No afã de continuar vivendo…

Chico sempre foi um sujeito que amava a vida com toda força da sua grandeza.

Estoico, fervoroso leitor da Bíblia, tinha pelo livro santo a maior estima.

Ele nasceu na roça. Ali sempre viveu até a maior idade. Só que, uma vez chegado aos quase cinquenta anos dele se apoderou uma tinhosa enfermidade.

O não tão velho Chico não tinha como cuidar da pequena propriedade. Desde quando a esposa morreu só restou ele além das saudades.

E as tarefas para quem entende das lidas rurais são um fardo por demais pesado para qualquer ombro por mais forte que seja.

De repente Chico sentiu-se alquebrado. Uma dor na coluna quase o impedia de caminhar. Além da visão que mais e mais claudicava, quase o impedindo de enxergar aquelas letrinhas com as quais tinha tanta intimidade. A leitura a Bíblia foi relegada a um segundo plano.
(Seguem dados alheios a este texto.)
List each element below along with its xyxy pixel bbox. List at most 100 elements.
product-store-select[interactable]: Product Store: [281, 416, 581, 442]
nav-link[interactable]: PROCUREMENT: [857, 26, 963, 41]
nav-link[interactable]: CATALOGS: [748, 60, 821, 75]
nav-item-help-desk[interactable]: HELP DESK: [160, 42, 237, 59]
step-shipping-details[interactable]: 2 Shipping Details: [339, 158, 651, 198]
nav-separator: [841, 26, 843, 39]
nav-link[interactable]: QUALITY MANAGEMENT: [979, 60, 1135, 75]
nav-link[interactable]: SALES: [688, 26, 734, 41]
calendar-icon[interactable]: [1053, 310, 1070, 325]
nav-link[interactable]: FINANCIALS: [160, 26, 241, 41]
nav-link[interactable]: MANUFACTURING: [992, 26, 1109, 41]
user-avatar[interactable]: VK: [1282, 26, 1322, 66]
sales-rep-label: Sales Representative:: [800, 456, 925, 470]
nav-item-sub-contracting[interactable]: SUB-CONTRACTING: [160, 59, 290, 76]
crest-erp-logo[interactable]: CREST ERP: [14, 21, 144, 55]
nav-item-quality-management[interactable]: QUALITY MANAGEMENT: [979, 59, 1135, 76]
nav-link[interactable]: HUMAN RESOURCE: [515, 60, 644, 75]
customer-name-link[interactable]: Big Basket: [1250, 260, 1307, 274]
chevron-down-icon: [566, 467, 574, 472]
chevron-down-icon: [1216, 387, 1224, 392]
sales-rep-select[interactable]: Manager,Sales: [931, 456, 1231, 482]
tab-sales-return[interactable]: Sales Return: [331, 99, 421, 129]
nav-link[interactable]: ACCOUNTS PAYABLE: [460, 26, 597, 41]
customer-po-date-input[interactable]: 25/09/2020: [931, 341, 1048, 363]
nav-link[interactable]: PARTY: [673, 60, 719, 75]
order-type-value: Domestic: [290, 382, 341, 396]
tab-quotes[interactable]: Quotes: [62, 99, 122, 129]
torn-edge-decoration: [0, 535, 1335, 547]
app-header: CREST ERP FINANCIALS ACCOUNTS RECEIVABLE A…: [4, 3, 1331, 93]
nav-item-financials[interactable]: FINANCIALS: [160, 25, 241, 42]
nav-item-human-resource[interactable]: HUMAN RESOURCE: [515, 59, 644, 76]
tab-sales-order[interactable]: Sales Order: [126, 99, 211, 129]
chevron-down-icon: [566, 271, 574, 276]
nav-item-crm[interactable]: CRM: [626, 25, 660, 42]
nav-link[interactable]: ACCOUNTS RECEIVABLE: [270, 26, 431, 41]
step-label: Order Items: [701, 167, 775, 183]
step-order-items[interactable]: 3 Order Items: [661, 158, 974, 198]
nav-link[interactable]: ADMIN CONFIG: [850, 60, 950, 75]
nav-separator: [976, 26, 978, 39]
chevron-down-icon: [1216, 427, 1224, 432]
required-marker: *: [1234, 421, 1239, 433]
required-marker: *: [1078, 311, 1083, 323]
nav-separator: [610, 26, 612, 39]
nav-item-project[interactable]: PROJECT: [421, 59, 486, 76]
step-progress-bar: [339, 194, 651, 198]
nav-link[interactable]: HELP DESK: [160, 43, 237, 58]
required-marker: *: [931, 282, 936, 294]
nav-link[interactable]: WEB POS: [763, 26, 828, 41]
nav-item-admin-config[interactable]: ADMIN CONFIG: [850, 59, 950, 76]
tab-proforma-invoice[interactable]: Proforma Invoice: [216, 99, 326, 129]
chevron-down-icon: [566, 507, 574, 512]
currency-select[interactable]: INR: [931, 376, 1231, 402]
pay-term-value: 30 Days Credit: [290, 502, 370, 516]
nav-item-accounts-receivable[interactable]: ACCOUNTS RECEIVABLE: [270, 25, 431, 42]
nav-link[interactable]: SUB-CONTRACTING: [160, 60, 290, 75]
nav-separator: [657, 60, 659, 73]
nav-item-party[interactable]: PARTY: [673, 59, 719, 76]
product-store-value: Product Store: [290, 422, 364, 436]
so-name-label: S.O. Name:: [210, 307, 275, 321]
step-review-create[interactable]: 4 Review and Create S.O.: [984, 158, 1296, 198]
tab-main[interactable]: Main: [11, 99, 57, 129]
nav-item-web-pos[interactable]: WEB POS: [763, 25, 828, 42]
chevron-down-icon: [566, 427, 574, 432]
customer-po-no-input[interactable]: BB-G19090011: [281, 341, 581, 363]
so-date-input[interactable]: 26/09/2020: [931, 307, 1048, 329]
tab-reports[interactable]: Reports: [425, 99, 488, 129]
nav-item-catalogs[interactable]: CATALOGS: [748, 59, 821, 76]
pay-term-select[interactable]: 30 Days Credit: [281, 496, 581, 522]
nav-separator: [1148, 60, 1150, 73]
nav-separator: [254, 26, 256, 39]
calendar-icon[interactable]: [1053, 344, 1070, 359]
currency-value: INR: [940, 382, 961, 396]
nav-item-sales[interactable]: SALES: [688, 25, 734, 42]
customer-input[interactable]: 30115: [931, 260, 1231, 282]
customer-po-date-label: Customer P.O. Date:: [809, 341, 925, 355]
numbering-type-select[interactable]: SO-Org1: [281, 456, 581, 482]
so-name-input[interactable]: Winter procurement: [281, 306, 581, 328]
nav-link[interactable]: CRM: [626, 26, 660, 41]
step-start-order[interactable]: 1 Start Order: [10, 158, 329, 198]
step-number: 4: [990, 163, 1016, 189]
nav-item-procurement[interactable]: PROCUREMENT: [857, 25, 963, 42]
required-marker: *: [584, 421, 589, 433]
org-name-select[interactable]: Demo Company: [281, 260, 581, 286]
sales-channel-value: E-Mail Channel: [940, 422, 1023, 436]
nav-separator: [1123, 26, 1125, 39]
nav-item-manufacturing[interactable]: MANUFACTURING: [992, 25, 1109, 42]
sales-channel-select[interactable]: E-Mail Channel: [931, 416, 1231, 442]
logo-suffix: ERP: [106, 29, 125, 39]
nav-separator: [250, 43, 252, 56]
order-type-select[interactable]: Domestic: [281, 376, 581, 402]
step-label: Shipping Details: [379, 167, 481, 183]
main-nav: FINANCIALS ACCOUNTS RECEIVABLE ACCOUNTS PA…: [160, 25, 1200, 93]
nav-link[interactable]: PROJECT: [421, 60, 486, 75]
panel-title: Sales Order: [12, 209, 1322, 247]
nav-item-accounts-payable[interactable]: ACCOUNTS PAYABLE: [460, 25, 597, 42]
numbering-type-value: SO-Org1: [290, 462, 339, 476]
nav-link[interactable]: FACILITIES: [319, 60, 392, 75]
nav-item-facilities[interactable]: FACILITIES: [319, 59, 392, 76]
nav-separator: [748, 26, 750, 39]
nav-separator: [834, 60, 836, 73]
No entanto a fé nunca o abandonou.

De repente, naquela primavera chuvosa, chuva na roça é uma benção, quando demais se torna um estorvo, difícil trabalhar a terra, ali semear, ou até mesmo, devido às estradas enlameadas, levar o leite ao alto do morro, uma ideia assaltou a mente do velho Chico. Ele deveria passar adiante a velha propriedade. Como não tinha descendentes quem cuidaria daquele pedaço de chão que dava tanto trabalho? Foi então que decidiu vender seu chão de tantas histórias para contar.

Ali passou a meninice. Viu a mocidade esparramar-se em anos. Até aqueles cinquenta anos nunca se imaginaria longe daquele lugar encantado.

Acordou bem cedo, como de costume, naquele mês de outubro, com uma estranha sensação de abandono.

Fez as malas. Ali amontoou algumas peças de roupas. Perto delas uma fatia do seu sentido coração.

Foi à cidade na primeira condução que passou por ali. Por sorte o velho caminhão leiteiro ofereceu-lhe carona. E lá se foi o Chico enfiado na boleia, junto a outros que com ele iriam à cidade comprar mantimentos.

Duas horas depois chegou ao destino final. Tinha consulta marcada com um médico especialista em doenças degenerativas. Talvez ele conseguisse aliviar as dores imensas que sentia na coluna. Com muita esperança aguardou a sua hora de ser atendido.

Foi quando o médico lhe deu o veredicto. Chico sofria de uma doença de nome complicado. Uma tal de Guillain Barré. Que em pouco tempo iria à cama. Ficaria privado de respirar. Seu destino final seria trágico. Jogado a uma cadeira de roda, inválido, dependente de cuidadores.

Chico saiu da consulta pensando na morte. Não se deu por vencido. Procurou outro médico.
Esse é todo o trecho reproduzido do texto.